Consumers read from any single partition, allowing you to scale throughput of message consumption in a similar fashion to message production. Consumers can also be organized into consumer groups for a given topic — each consumer within the group reads from a unique partition to avoid two processes reading the same message twice and the group as a whole consumes all messages from the entire topic. If you have consumers > partitions then some consumers will be idle because they have no partitions to read from. If you have partitions > consumers then consumers will receive messages from multiple partitions. If you have consumers = partitions, each consumer reads messages in order from exactly one partition.

It can further be elaborated through an image from Kafka documentation

Server 1 holds partitions 0 and 3 and server 2 holds partitions 1 and 2. We have two consumer groups, A and B. A is made up of two consumers and B is made up of four consumers. Consumer Group A has two consumers so each consumer reads from two partitions. Consumer Group B, on the other hand, has the same number of consumers as partitions so each consumer reads from exactly one partition.

Kafka follows the principle of a dumb broker and smart consumer. This means that Kafka does not keep track of what records are read by the consumer and thus unaware of consumer behavior and retains messages for a configurable period of time and it is up to the consumers to adjust their behavior accordingly. Consumers themselves poll Kafka for new messages and say what records they want to read. This allows them to increment/decrement the offset they’re at as they wish, thus being able to replay and reprocess events in case of an accident.

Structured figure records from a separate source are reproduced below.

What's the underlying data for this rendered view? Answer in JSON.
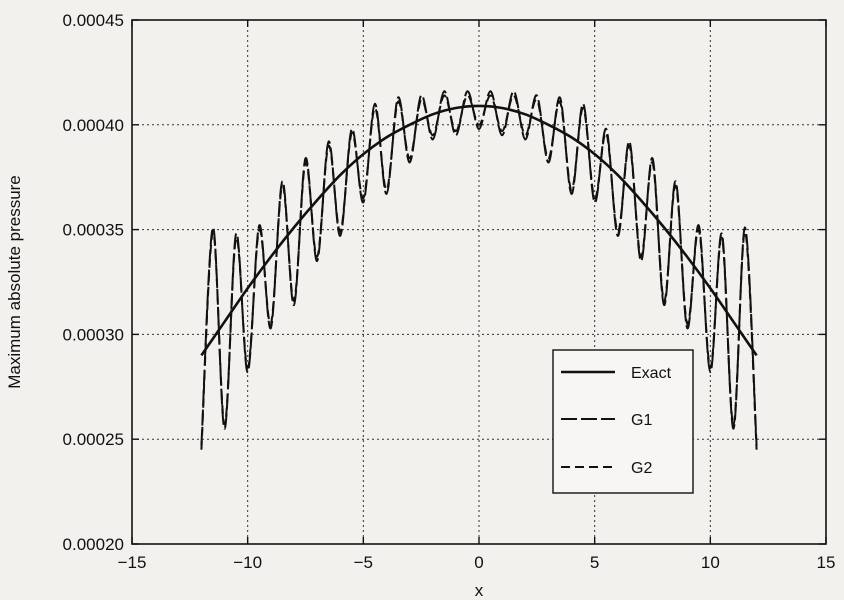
{
  "chart_data": {
    "type": "line",
    "xlabel": "x",
    "ylabel": "Maximum absolute pressure",
    "xlim": [
      -15,
      15
    ],
    "ylim": [
      0.0002,
      0.00045
    ],
    "x_ticks": [
      -15,
      -10,
      -5,
      0,
      5,
      10,
      15
    ],
    "x_tick_labels": [
      "−15",
      "−10",
      "−5",
      "0",
      "5",
      "10",
      "15"
    ],
    "y_ticks": [
      0.0002,
      0.00025,
      0.0003,
      0.00035,
      0.0004,
      0.00045
    ],
    "y_tick_labels": [
      "0.00020",
      "0.00025",
      "0.00030",
      "0.00035",
      "0.00040",
      "0.00045"
    ],
    "grid": true,
    "legend_position": "lower-right",
    "series": [
      {
        "name": "Exact",
        "style": "solid",
        "x": [
          -12,
          -11,
          -10,
          -9,
          -8,
          -7,
          -6,
          -5,
          -4,
          -3,
          -2,
          -1,
          0,
          1,
          2,
          3,
          4,
          5,
          6,
          7,
          8,
          9,
          10,
          11,
          12
        ],
        "y": [
          0.00029,
          0.000306,
          0.000322,
          0.000337,
          0.000351,
          0.000364,
          0.000376,
          0.000386,
          0.000394,
          0.0004,
          0.000405,
          0.000408,
          0.000409,
          0.000408,
          0.000405,
          0.0004,
          0.000394,
          0.000386,
          0.000376,
          0.000364,
          0.000351,
          0.000337,
          0.000322,
          0.000306,
          0.00029
        ]
      },
      {
        "name": "G1",
        "style": "long-dash",
        "x": [
          -12.0,
          -11.5,
          -11.0,
          -10.5,
          -10.0,
          -9.5,
          -9.0,
          -8.5,
          -8.0,
          -7.5,
          -7.0,
          -6.5,
          -6.0,
          -5.5,
          -5.0,
          -4.5,
          -4.0,
          -3.5,
          -3.0,
          -2.5,
          -2.0,
          -1.5,
          -1.0,
          -0.5,
          0.0,
          0.5,
          1.0,
          1.5,
          2.0,
          2.5,
          3.0,
          3.5,
          4.0,
          4.5,
          5.0,
          5.5,
          6.0,
          6.5,
          7.0,
          7.5,
          8.0,
          8.5,
          9.0,
          9.5,
          10.0,
          10.5,
          11.0,
          11.5,
          12.0
        ],
        "y": [
          0.000247,
          0.000351,
          0.000255,
          0.000348,
          0.000282,
          0.000352,
          0.000303,
          0.000373,
          0.000314,
          0.000384,
          0.000335,
          0.000392,
          0.000347,
          0.000398,
          0.000363,
          0.00041,
          0.000367,
          0.000413,
          0.000382,
          0.000414,
          0.000393,
          0.000416,
          0.000395,
          0.000416,
          0.000398,
          0.000416,
          0.000395,
          0.000416,
          0.000393,
          0.000414,
          0.000382,
          0.000413,
          0.000367,
          0.00041,
          0.000363,
          0.000398,
          0.000347,
          0.000392,
          0.000335,
          0.000384,
          0.000314,
          0.000373,
          0.000303,
          0.000352,
          0.000282,
          0.000348,
          0.000255,
          0.000351,
          0.000247
        ]
      },
      {
        "name": "G2",
        "style": "dash",
        "x": [
          -12.0,
          -11.5,
          -11.0,
          -10.5,
          -10.0,
          -9.5,
          -9.0,
          -8.5,
          -8.0,
          -7.5,
          -7.0,
          -6.5,
          -6.0,
          -5.5,
          -5.0,
          -4.5,
          -4.0,
          -3.5,
          -3.0,
          -2.5,
          -2.0,
          -1.5,
          -1.0,
          -0.5,
          0.0,
          0.5,
          1.0,
          1.5,
          2.0,
          2.5,
          3.0,
          3.5,
          4.0,
          4.5,
          5.0,
          5.5,
          6.0,
          6.5,
          7.0,
          7.5,
          8.0,
          8.5,
          9.0,
          9.5,
          10.0,
          10.5,
          11.0,
          11.5,
          12.0
        ],
        "y": [
          0.000245,
          0.000349,
          0.000257,
          0.000346,
          0.000284,
          0.00035,
          0.000305,
          0.000371,
          0.000316,
          0.000382,
          0.000337,
          0.00039,
          0.000349,
          0.000396,
          0.000365,
          0.000408,
          0.000369,
          0.000411,
          0.000384,
          0.000412,
          0.000395,
          0.000414,
          0.000397,
          0.000414,
          0.0004,
          0.000414,
          0.000397,
          0.000414,
          0.000395,
          0.000412,
          0.000384,
          0.000411,
          0.000369,
          0.000408,
          0.000365,
          0.000396,
          0.000349,
          0.00039,
          0.000337,
          0.000382,
          0.000316,
          0.000371,
          0.000305,
          0.00035,
          0.000284,
          0.000346,
          0.000257,
          0.000349,
          0.000245
        ]
      }
    ]
  }
}
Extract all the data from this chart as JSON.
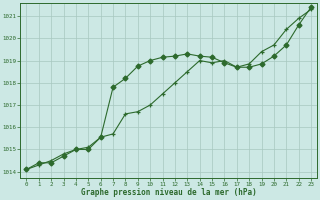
{
  "line1_x": [
    0,
    1,
    2,
    3,
    4,
    5,
    6,
    7,
    8,
    9,
    10,
    11,
    12,
    13,
    14,
    15,
    16,
    17,
    18,
    19,
    20,
    21,
    22,
    23
  ],
  "line1_y": [
    1014.1,
    1014.3,
    1014.5,
    1014.8,
    1015.0,
    1015.1,
    1015.55,
    1015.7,
    1016.6,
    1016.7,
    1017.0,
    1017.5,
    1018.0,
    1018.5,
    1019.0,
    1018.9,
    1019.0,
    1018.7,
    1018.85,
    1019.4,
    1019.7,
    1020.4,
    1020.9,
    1021.3
  ],
  "line2_x": [
    0,
    1,
    2,
    3,
    4,
    5,
    6,
    7,
    8,
    9,
    10,
    11,
    12,
    13,
    14,
    15,
    16,
    17,
    18,
    19,
    20,
    21,
    22,
    23
  ],
  "line2_y": [
    1014.1,
    1014.4,
    1014.4,
    1014.7,
    1015.0,
    1015.0,
    1015.55,
    1017.8,
    1018.2,
    1018.75,
    1019.0,
    1019.15,
    1019.2,
    1019.3,
    1019.2,
    1019.15,
    1018.9,
    1018.7,
    1018.7,
    1018.85,
    1019.2,
    1019.7,
    1020.6,
    1021.4
  ],
  "line_color": "#2d6a2d",
  "bg_color": "#cce8e4",
  "grid_color": "#a8c8c0",
  "xlabel": "Graphe pression niveau de la mer (hPa)",
  "ylim": [
    1013.7,
    1021.6
  ],
  "xlim": [
    -0.5,
    23.5
  ],
  "yticks": [
    1014,
    1015,
    1016,
    1017,
    1018,
    1019,
    1020,
    1021
  ],
  "xticks": [
    0,
    1,
    2,
    3,
    4,
    5,
    6,
    7,
    8,
    9,
    10,
    11,
    12,
    13,
    14,
    15,
    16,
    17,
    18,
    19,
    20,
    21,
    22,
    23
  ]
}
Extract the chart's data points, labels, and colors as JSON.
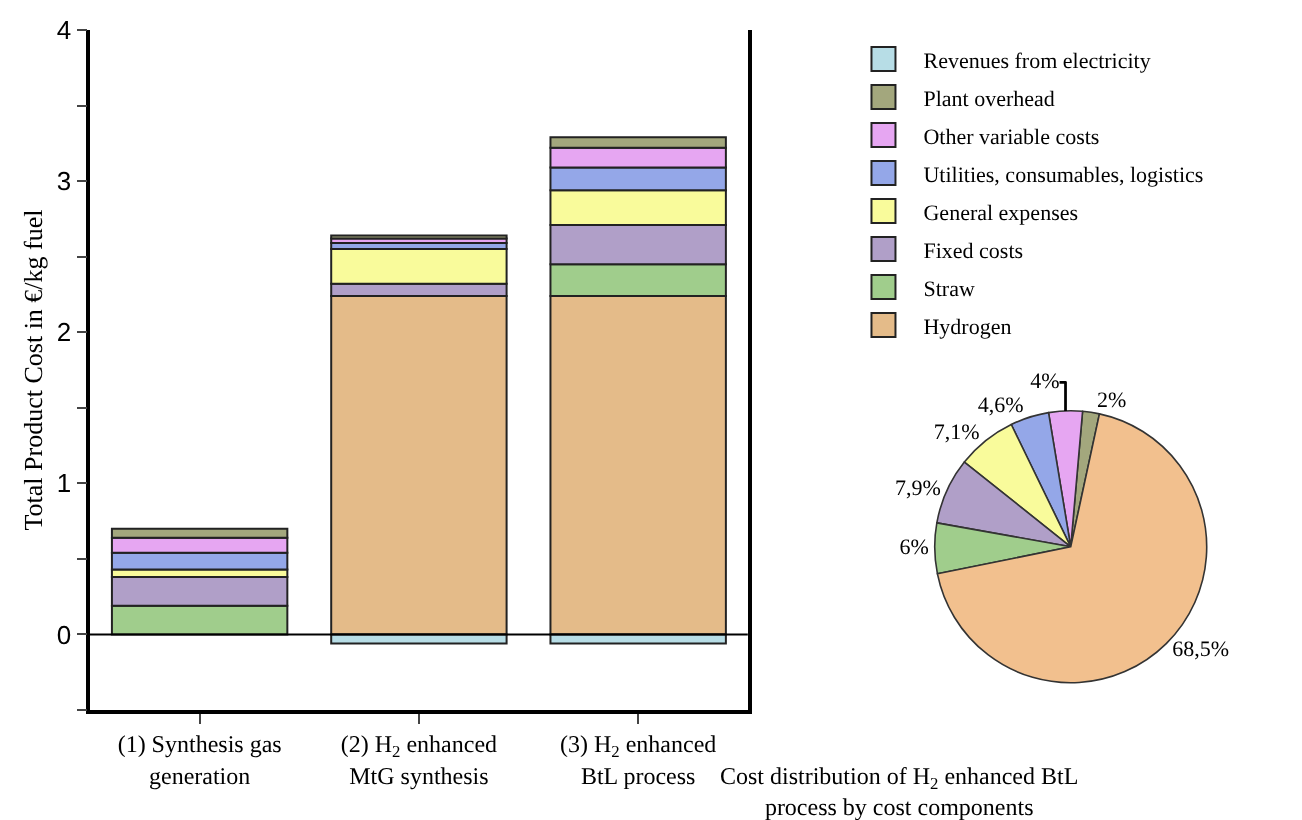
{
  "chart_data": [
    {
      "type": "bar",
      "stacked": true,
      "ylabel": "Total Product Cost in €/kg fuel",
      "categories": [
        "(1) Synthesis gas\ngeneration",
        "(2) H$_{2}$ enhanced\nMtG synthesis",
        "(3) H$_{2}$ enhanced\nBtL process"
      ],
      "series": [
        {
          "name": "Hydrogen",
          "color": "#e4bb89",
          "values": [
            null,
            2.24,
            2.24
          ]
        },
        {
          "name": "Straw",
          "color": "#a0cd8c",
          "values": [
            0.19,
            null,
            0.21
          ]
        },
        {
          "name": "Fixed costs",
          "color": "#b09fc8",
          "values": [
            0.19,
            0.08,
            0.26
          ]
        },
        {
          "name": "General expenses",
          "color": "#f9fb9b",
          "values": [
            0.05,
            0.23,
            0.23
          ]
        },
        {
          "name": "Utilities, consumables, logistics",
          "color": "#94a7e8",
          "values": [
            0.11,
            0.04,
            0.15
          ]
        },
        {
          "name": "Other variable costs",
          "color": "#e6a6f2",
          "values": [
            0.1,
            0.03,
            0.13
          ]
        },
        {
          "name": "Plant overhead",
          "color": "#a3a77d",
          "values": [
            0.06,
            0.02,
            0.07
          ]
        },
        {
          "name": "Revenues from electricity",
          "color": "#b7dde6",
          "values": [
            null,
            -0.06,
            -0.06
          ]
        }
      ],
      "ylim": [
        -0.5,
        4
      ],
      "yticks": [
        {
          "value": -0.5,
          "label": null
        },
        0,
        {
          "value": 0.5,
          "label": null
        },
        1,
        {
          "value": 1.5,
          "label": null
        },
        2,
        {
          "value": 2.5,
          "label": null
        },
        3,
        {
          "value": 3.5,
          "label": null
        },
        4
      ],
      "ref_lines": [
        {
          "axis": "y",
          "value": 0,
          "color": "#000000"
        }
      ],
      "legend": "top right"
    },
    {
      "type": "pie",
      "title": "Cost distribution of H$_{2}$ enhanced BtL\nprocess by cost components",
      "categories": [
        null,
        null,
        null,
        null,
        null,
        null,
        null
      ],
      "values": [
        2,
        4,
        4.6,
        7.1,
        7.9,
        6,
        68.5
      ],
      "colors": [
        "#a3a77d",
        "#e6a6f2",
        "#94a7e8",
        "#f9fb9b",
        "#b09fc8",
        "#a0cd8c",
        "#f2c08e"
      ],
      "value_labels": [
        "2%",
        "4%",
        "4,6%",
        "7,1%",
        "7,9%",
        "6%",
        "68,5%"
      ],
      "legend": false
    }
  ]
}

For instance, if Kafka is configured to keep messages for a day and a consumer is down for a period of longer than a day, the consumer will lose messages. However, if the consumer is down for an hour it can begin to read messages again starting from its last known offset.

Role of Zookeeper

Zookeeper is a distributed key-value store. It is highly-optimized for reads but writes are slower. Kafka uses Zookeeper to do the leadership election of Kafka Broker and Topic Partition. Zookeeper is also extremely fault-tolerant and it ought to be, as Kafka heavily depends on it.

It is used for storing all sort of metadata, to mention some:

The consumer group‘s offset per partition (although modern clients store offsets in a separate Kafka topic)
ACL (Access Control Lists) — used for limiting access/authorization
Producer & Consumer Quotas — maximum message/sec boundaries
Partition Leaders and their health

Producer and consumers don’t directly interact with Zookeeper to know about the leader of a partition and other metadata, instead, they do metadata requests to Kafka Broker which in turn interact with Zookeeper and give metadata response and then producer and consumer get informed to which partition they need to write and read form respectively.

Conclusion

Kafka is quickly becoming the backbone of any organization’s data pipelines — and with good reason. Kafka allows you to have a huge amount of messages go through a centralized medium and store them without worrying about things like performance or data loss.

Kafka can be the centerpiece of event-driven architecture and allows you to truly decouple applications from one another.